Following his defeat in a $300 million fight by Floyd Mayweather Junior, mixed martial arts fighter Conor McGregor has roared out a defiant challenge to Tibetan spiritual leader, the Dalai Lama. He called for the 67-year-old Buddhist monk to meet him in a monastery of his choice for a bumper pay day, no-prayer wheels-barred, ‘pray-off’ for the right to be called the devoutest unarmed man on the planet.
Speaking to the press days after he was bludgeoned to defeat in Las Vegas, McGregor was in no mood to take prisoners. ‘If The Dalai Lama thinks he’s such a spiritual hotshot then I’m prepared to give him an education in theological devotion. I’ll out-pray this Tibetan bitch in his own backyard if that’s what it takes. I’m going to show the world, that even though Mayweather handed me a can of whup-ass in the ring, when it comes to offering up devotions to a higher power, I’m the daddy.’

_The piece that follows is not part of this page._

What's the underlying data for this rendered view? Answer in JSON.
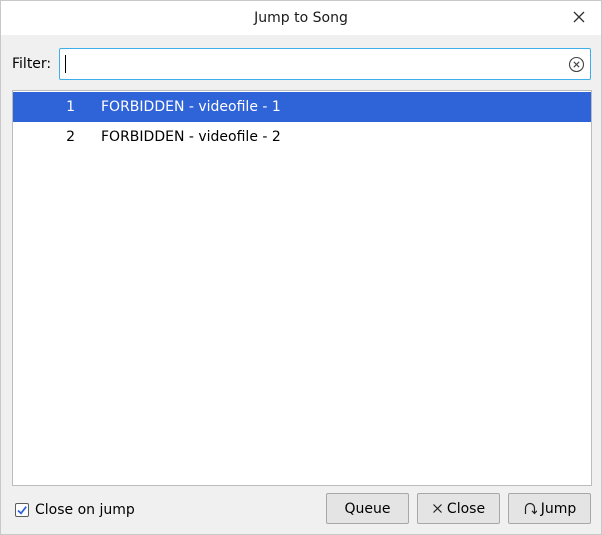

Lama, undefeated after 60 years in the temple, immediately responded to McGregor’s challenge in typically outspoken style. Speaking from his training camp in the Himalayas, where he’s preparing for a multi-million dollar, one-on-one theological debate with he Chief Rabbi, he told reporters: ‘If the money’s right I’ll be ready for this chump, no question. It’ll be a pleasure to kick his ass in front of his own omnipotent deity. Come and have a go if you think you’re enlightened enough, mofo.’
Analysts have accused both men of cynically debasing both noble arts of kicking the living crap out of another bloke and speaking to an imaginary friend. ‘It’s a mismatch,’ said Austen Ivereigh, former deputy editor of The Tablet turned trash-talking rapper. ‘There’s no chance some beefed-up cage fighter who’s never meditated in his life can go head to head on the Eightfold Path with His Holiness. To be the king of prayer, you gotta be there. He’s way too late, he’s goin’ down in eight – and that’s one of the Four Noble Truths.’
Excitement among fans is high, however, and Sky TV are already planning a live streaming of the fight in Westminster Abbey, the Potala Palace in Lhasa and selected Irish pubs across the world. If the two camps can reach an agreement, this will be the biggest, most eagerly-awaited religious tear-up since Archbishop Robert Runcie stopped Ayatollah Khomeini after 14 gruelling rounds of spiritual contemplation and chanting in Caesar’s Palace in Tehran in 1982.